Abidjan, 05 juin 2026 (AIP) – Le Centre africain de contrôle et de prévention des maladies et l’Organisation mondiale de la Santé ont annoncé, vendredi 5 juin 2026, le lancement d’un plan conjoint de six mois visant à mobiliser 518 millions de dollars pour soutenir la lutte contre l’épidémie d’Ebola causée par le virus Bundibugyo sur le continent africain.
Prévu pour la période de juin à novembre 2026, ce plan intervient alors que les opérations de riposte s’intensifient en République démocratique du Congo, principal foyer de l’épidémie, et vient compléter les mesures déjà engagées par les gouvernements de la RDC et de l’Ouganda.
Selon les deux organisations, l’initiative repose sur une approche coordonnée baptisée « Une seule réponse », destinée à harmoniser les actions des autorités nationales, des partenaires internationaux et des communautés locales.
Les ressources mobilisées serviront notamment à renforcer la surveillance épidémiologique, les capacités de laboratoire, la prévention et le contrôle des infections, les soins cliniques, la logistique ainsi que les mécanismes de coordination d’urgence.
Le directeur général de l’OMS, Tedros Adhanom Ghebreyesus, a souligné l’importance d’une réponse concertée sous la conduite des pays touchés. De retour d’une mission dans la province de l’Ituri, épicentre de l’épidémie en RDC, il a estimé que la situation évoluait rapidement et a insisté sur la nécessité d’une mobilisation accrue des communautés pour faciliter le suivi des contacts et l’accès aux soins.

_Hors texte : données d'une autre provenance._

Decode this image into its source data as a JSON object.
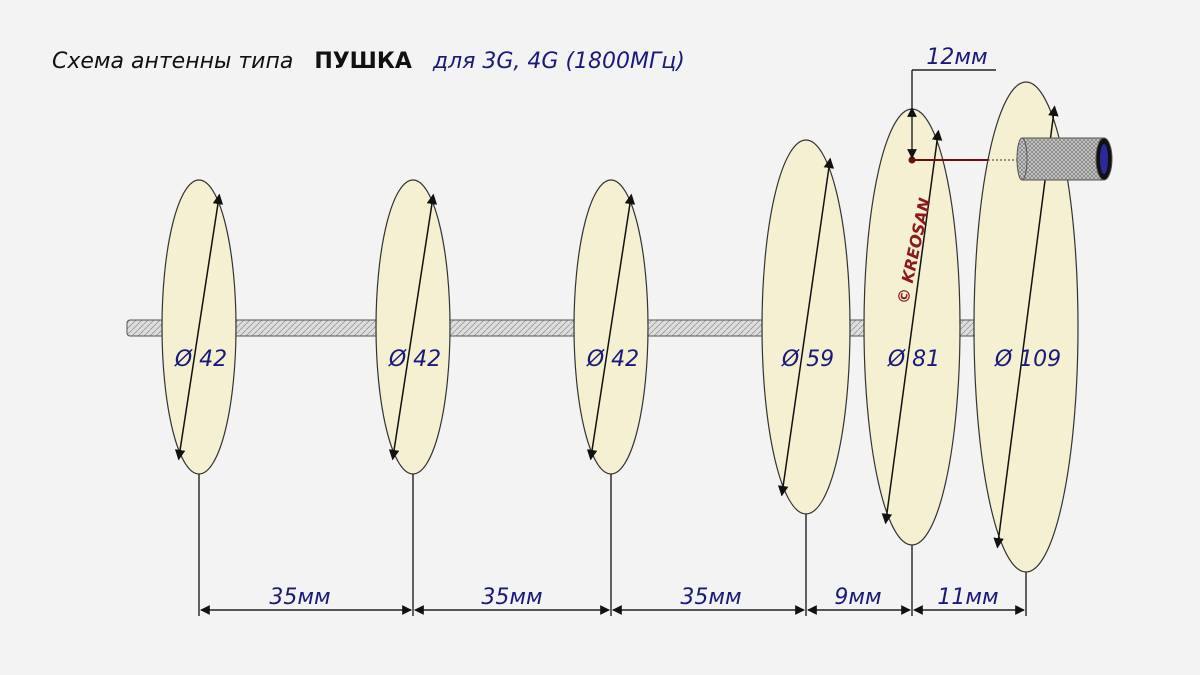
{
  "title": {
    "lead": "Схема антенны типа",
    "name": "ПУШКА",
    "note": "для 3G, 4G (1800МГц)"
  },
  "disks": [
    {
      "label": "Ø 42"
    },
    {
      "label": "Ø 42"
    },
    {
      "label": "Ø 42"
    },
    {
      "label": "Ø 59"
    },
    {
      "label": "Ø 81"
    },
    {
      "label": "Ø 109"
    }
  ],
  "spacings": [
    "35мм",
    "35мм",
    "35мм",
    "9мм",
    "11мм"
  ],
  "feed_offset": "12мм",
  "watermark": "© KREOSAN"
}
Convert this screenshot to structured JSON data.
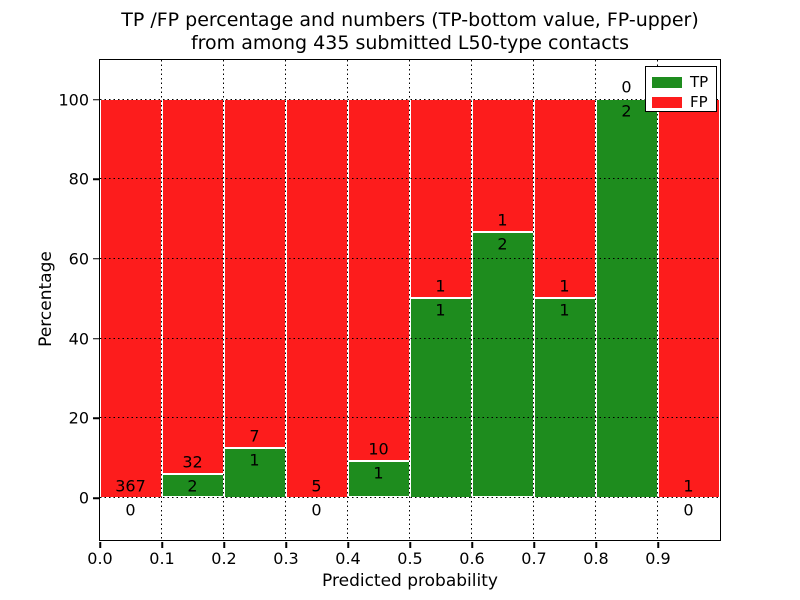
{
  "figure": {
    "title_line1": "TP /FP percentage and numbers (TP-bottom value, FP-upper)",
    "title_line2": "from among 435 submitted L50-type contacts",
    "xlabel": "Predicted probability",
    "ylabel": "Percentage"
  },
  "colors": {
    "tp": "#1e8c1e",
    "fp": "#fd1c1c",
    "grid": "#000000",
    "spine": "#000000",
    "background": "#ffffff"
  },
  "legend": {
    "position": "upper right",
    "items": [
      {
        "label": "TP",
        "color_key": "tp"
      },
      {
        "label": "FP",
        "color_key": "fp"
      }
    ]
  },
  "chart_data": {
    "type": "bar",
    "stacked": true,
    "normalized_to_percent": true,
    "title": "TP /FP percentage and numbers (TP-bottom value, FP-upper)\nfrom among 435 submitted L50-type contacts",
    "xlabel": "Predicted probability",
    "ylabel": "Percentage",
    "xlim": [
      0.0,
      1.0
    ],
    "ylim": [
      -10.5,
      110
    ],
    "xticks": [
      "0.0",
      "0.1",
      "0.2",
      "0.3",
      "0.4",
      "0.5",
      "0.6",
      "0.7",
      "0.8",
      "0.9"
    ],
    "yticks": [
      0,
      20,
      40,
      60,
      80,
      100
    ],
    "grid": "dotted",
    "legend_entries": [
      "TP",
      "FP"
    ],
    "total_contacts": 435,
    "bins": [
      {
        "range": [
          0.0,
          0.1
        ],
        "tp": 0,
        "fp": 367,
        "tp_percent": 0
      },
      {
        "range": [
          0.1,
          0.2
        ],
        "tp": 2,
        "fp": 32,
        "tp_percent": 5.882
      },
      {
        "range": [
          0.2,
          0.3
        ],
        "tp": 1,
        "fp": 7,
        "tp_percent": 12.5
      },
      {
        "range": [
          0.3,
          0.4
        ],
        "tp": 0,
        "fp": 5,
        "tp_percent": 0
      },
      {
        "range": [
          0.4,
          0.5
        ],
        "tp": 1,
        "fp": 10,
        "tp_percent": 9.091
      },
      {
        "range": [
          0.5,
          0.6
        ],
        "tp": 1,
        "fp": 1,
        "tp_percent": 50
      },
      {
        "range": [
          0.6,
          0.7
        ],
        "tp": 2,
        "fp": 1,
        "tp_percent": 66.667
      },
      {
        "range": [
          0.7,
          0.8
        ],
        "tp": 1,
        "fp": 1,
        "tp_percent": 50
      },
      {
        "range": [
          0.8,
          0.9
        ],
        "tp": 2,
        "fp": 0,
        "tp_percent": 100
      },
      {
        "range": [
          0.9,
          1.0
        ],
        "tp": 0,
        "fp": 1,
        "tp_percent": 0
      }
    ]
  }
}
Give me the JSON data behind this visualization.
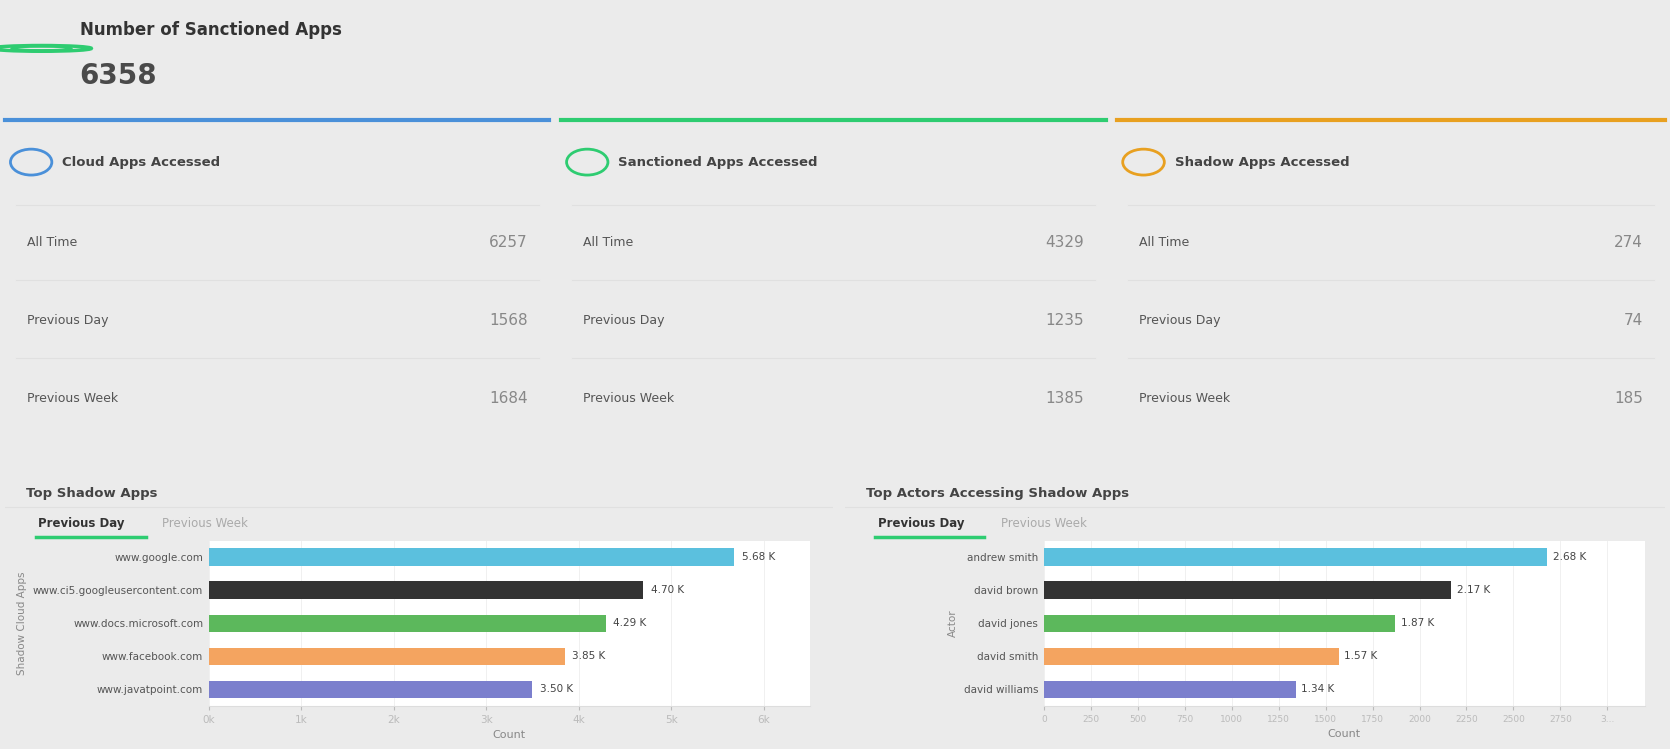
{
  "bg_color": "#ebebeb",
  "card_bg": "#ffffff",
  "header_title": "Number of Sanctioned Apps",
  "header_value": "6358",
  "header_icon_color": "#2ecc71",
  "card1_title": "Cloud Apps Accessed",
  "card1_border_color": "#4a90d9",
  "card1_rows": [
    {
      "label": "All Time",
      "value": "6257"
    },
    {
      "label": "Previous Day",
      "value": "1568"
    },
    {
      "label": "Previous Week",
      "value": "1684"
    }
  ],
  "card2_title": "Sanctioned Apps Accessed",
  "card2_border_color": "#2ecc71",
  "card2_rows": [
    {
      "label": "All Time",
      "value": "4329"
    },
    {
      "label": "Previous Day",
      "value": "1235"
    },
    {
      "label": "Previous Week",
      "value": "1385"
    }
  ],
  "card3_title": "Shadow Apps Accessed",
  "card3_border_color": "#e8a020",
  "card3_rows": [
    {
      "label": "All Time",
      "value": "274"
    },
    {
      "label": "Previous Day",
      "value": "74"
    },
    {
      "label": "Previous Week",
      "value": "185"
    }
  ],
  "chart1_title": "Top Shadow Apps",
  "chart1_tab1": "Previous Day",
  "chart1_tab2": "Previous Week",
  "chart1_ylabel": "Shadow Cloud Apps",
  "chart1_xlabel": "Count",
  "chart1_categories": [
    "www.javatpoint.com",
    "www.facebook.com",
    "www.docs.microsoft.com",
    "www.ci5.googleusercontent.com",
    "www.google.com"
  ],
  "chart1_values": [
    3500,
    3850,
    4290,
    4700,
    5680
  ],
  "chart1_labels": [
    "3.50 K",
    "3.85 K",
    "4.29 K",
    "4.70 K",
    "5.68 K"
  ],
  "chart1_colors": [
    "#7b7fcd",
    "#f4a460",
    "#5cb85c",
    "#333333",
    "#5bc0de"
  ],
  "chart1_xticks": [
    0,
    1000,
    2000,
    3000,
    4000,
    5000,
    6000
  ],
  "chart1_xticklabels": [
    "0k",
    "1k",
    "2k",
    "3k",
    "4k",
    "5k",
    "6k"
  ],
  "chart2_title": "Top Actors Accessing Shadow Apps",
  "chart2_tab1": "Previous Day",
  "chart2_tab2": "Previous Week",
  "chart2_ylabel": "Actor",
  "chart2_xlabel": "Count",
  "chart2_categories": [
    "david williams",
    "david smith",
    "david jones",
    "david brown",
    "andrew smith"
  ],
  "chart2_values": [
    1340,
    1570,
    1870,
    2170,
    2680
  ],
  "chart2_labels": [
    "1.34 K",
    "1.57 K",
    "1.87 K",
    "2.17 K",
    "2.68 K"
  ],
  "chart2_colors": [
    "#7b7fcd",
    "#f4a460",
    "#5cb85c",
    "#333333",
    "#5bc0de"
  ],
  "chart2_xticks": [
    0,
    250,
    500,
    750,
    1000,
    1250,
    1500,
    1750,
    2000,
    2250,
    2500,
    2750,
    3000
  ],
  "chart2_xticklabels": [
    "0",
    "250",
    "500",
    "750",
    "1000",
    "1250",
    "1500",
    "1750",
    "2000",
    "2250",
    "2500",
    "2750",
    "3..."
  ]
}
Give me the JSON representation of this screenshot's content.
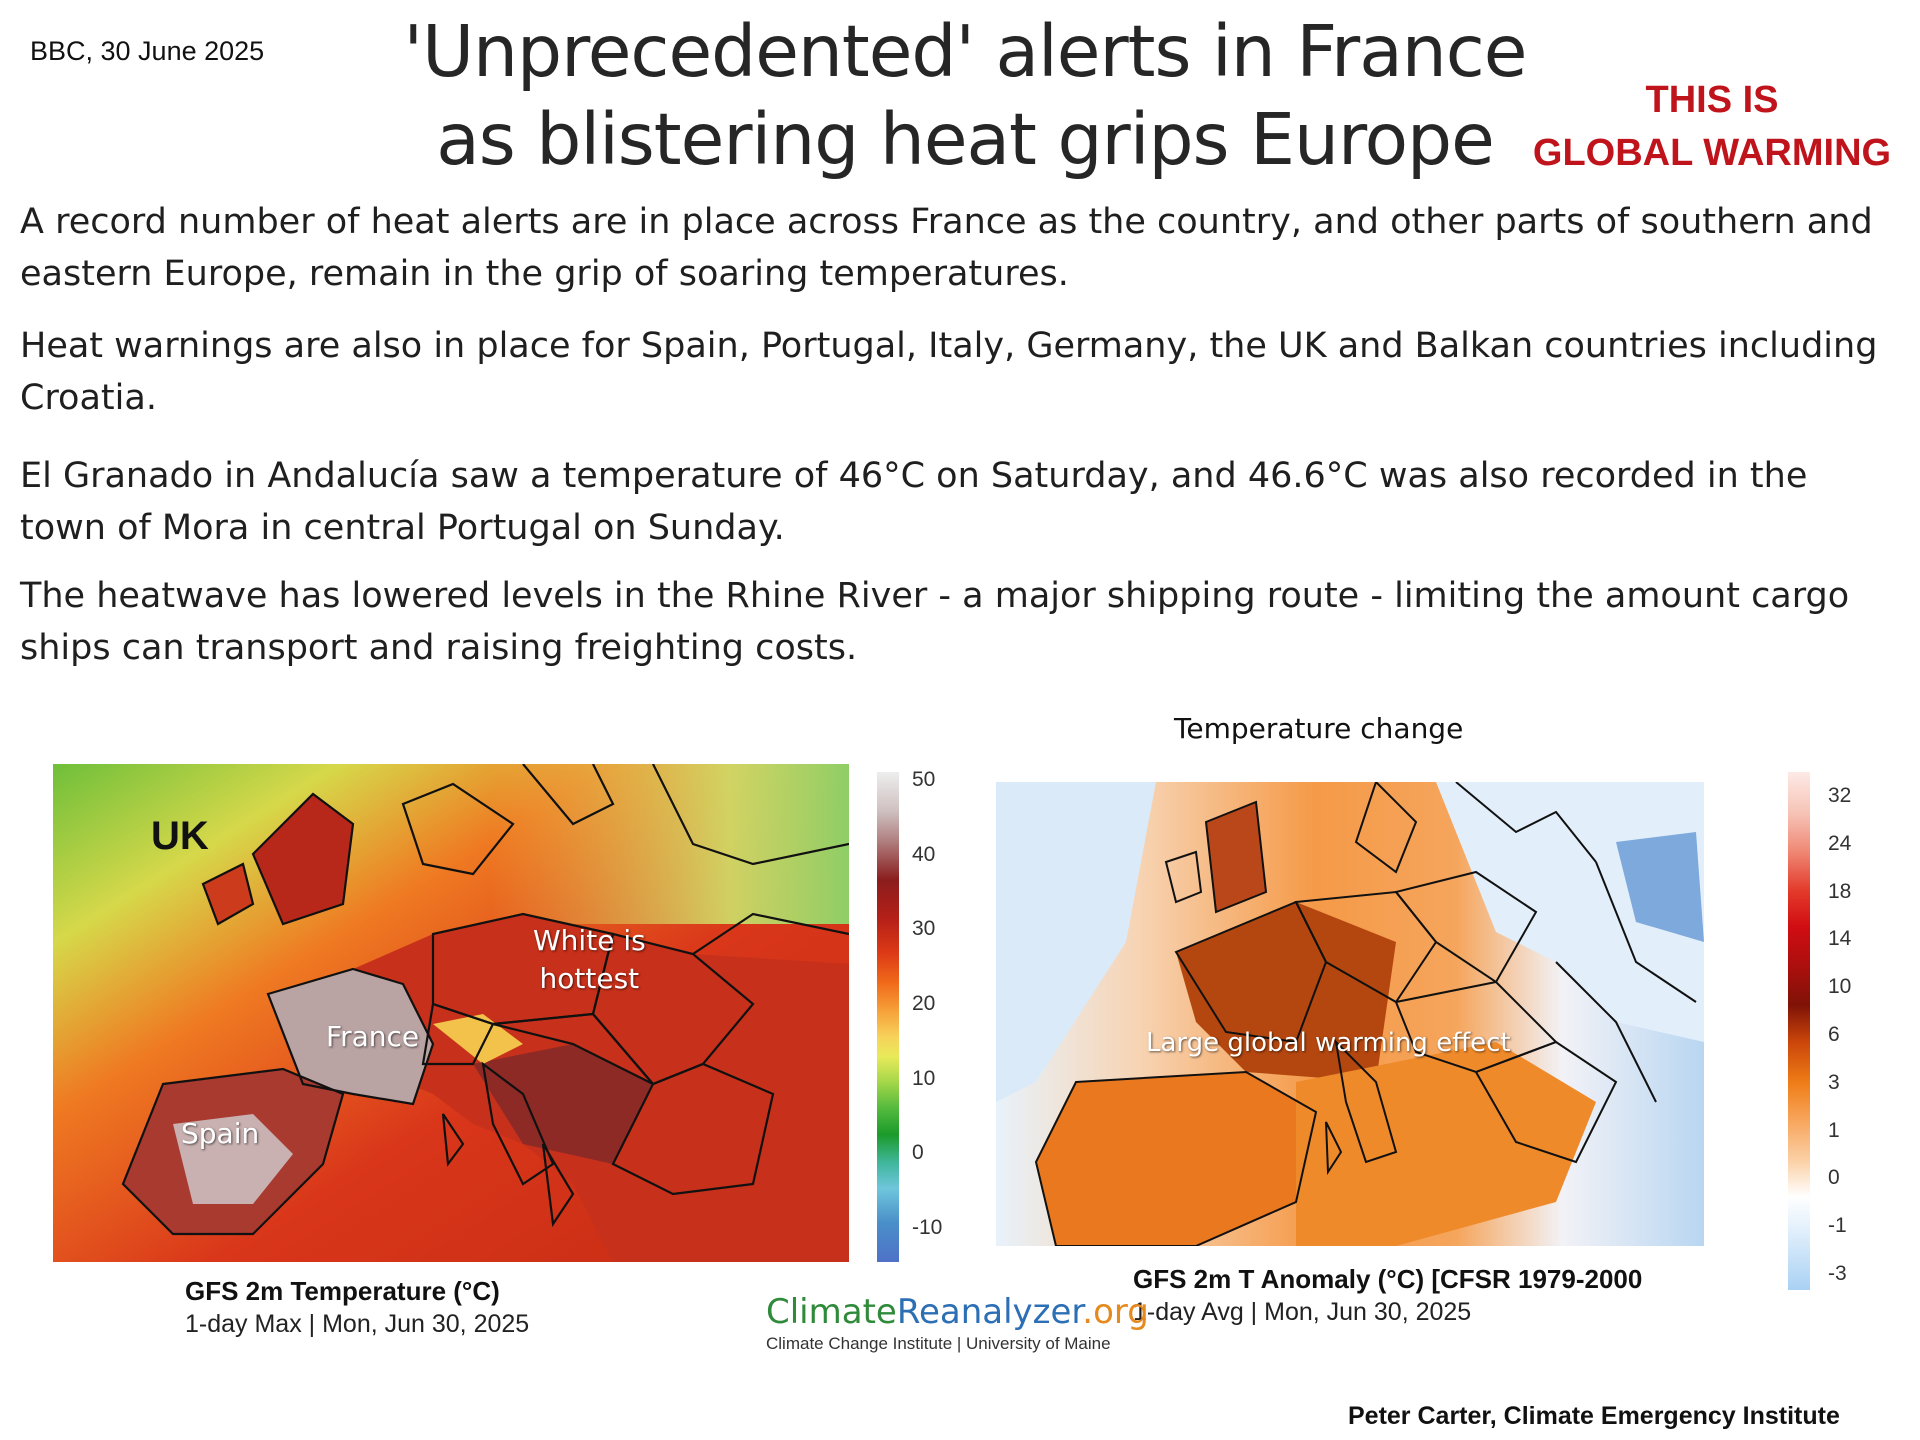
{
  "source_line": "BBC, 30 June 2025",
  "headline": {
    "line1": "'Unprecedented' alerts in France",
    "line2": "as blistering heat grips Europe"
  },
  "callout": {
    "line1": "THIS IS",
    "line2": "GLOBAL WARMING",
    "color": "#c0141c"
  },
  "paragraphs": [
    "A record number of heat alerts are in place across France as the country, and other parts of southern and eastern Europe, remain in the grip of soaring temperatures.",
    "Heat warnings are also in place for Spain, Portugal, Italy, Germany, the UK and Balkan countries including Croatia.",
    "El Granado in Andalucía saw a temperature of 46°C on Saturday, and 46.6°C was also recorded in the town of Mora in central Portugal on Sunday.",
    "The heatwave has lowered levels in the Rhine River - a major shipping route - limiting the amount cargo ships can transport and raising freighting costs."
  ],
  "temperature_map": {
    "labels": {
      "uk": "UK",
      "hottest_line1": "White is",
      "hottest_line2": "hottest",
      "france": "France",
      "spain": "Spain"
    },
    "colorbar_ticks": [
      "50",
      "40",
      "30",
      "20",
      "10",
      "0",
      "-10"
    ],
    "caption_title": "GFS 2m Temperature (°C)",
    "caption_sub": "1-day Max | Mon, Jun 30, 2025"
  },
  "anomaly_map": {
    "heading": "Temperature change",
    "labels": {
      "large_effect": "Large global warming effect"
    },
    "colorbar_ticks": [
      "32",
      "24",
      "18",
      "14",
      "10",
      "6",
      "3",
      "1",
      "0",
      "-1",
      "-3"
    ],
    "caption_title": "GFS 2m T Anomaly (°C) [CFSR 1979-2000",
    "caption_sub": "1-day Avg | Mon, Jun 30, 2025"
  },
  "logo": {
    "part1": "Climate",
    "part2": "Reanalyzer",
    "part3": ".org",
    "subtitle": "Climate Change Institute | University of Maine"
  },
  "credit": "Peter Carter, Climate Emergency Institute"
}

De son côté, le directeur général d’Africa CDC, Jean Kaseya, a appelé à une réaction rapide face à la propagation du virus, estimant que les engagements politiques devaient se traduire par des actions concrètes sur le terrain.
Le plan accorde une attention particulière à la protection des populations vulnérables, au renforcement de la coopération transfrontalière et à l’amélioration des capacités d’intervention. Dix pays considérés comme prioritaires bénéficient déjà d’un renforcement des mesures de préparation.
Les responsables sanitaires ont également rappelé qu’aucun vaccin ni traitement homologué n’est actuellement spécifiquement approuvé contre la souche Bundibugyo du virus Ebola. Au-delà de la gestion de l’urgence, cette mobilisation vise à renforcer durablement les systèmes de santé africains et à améliorer la préparation du continent face aux futures crises sanitaires.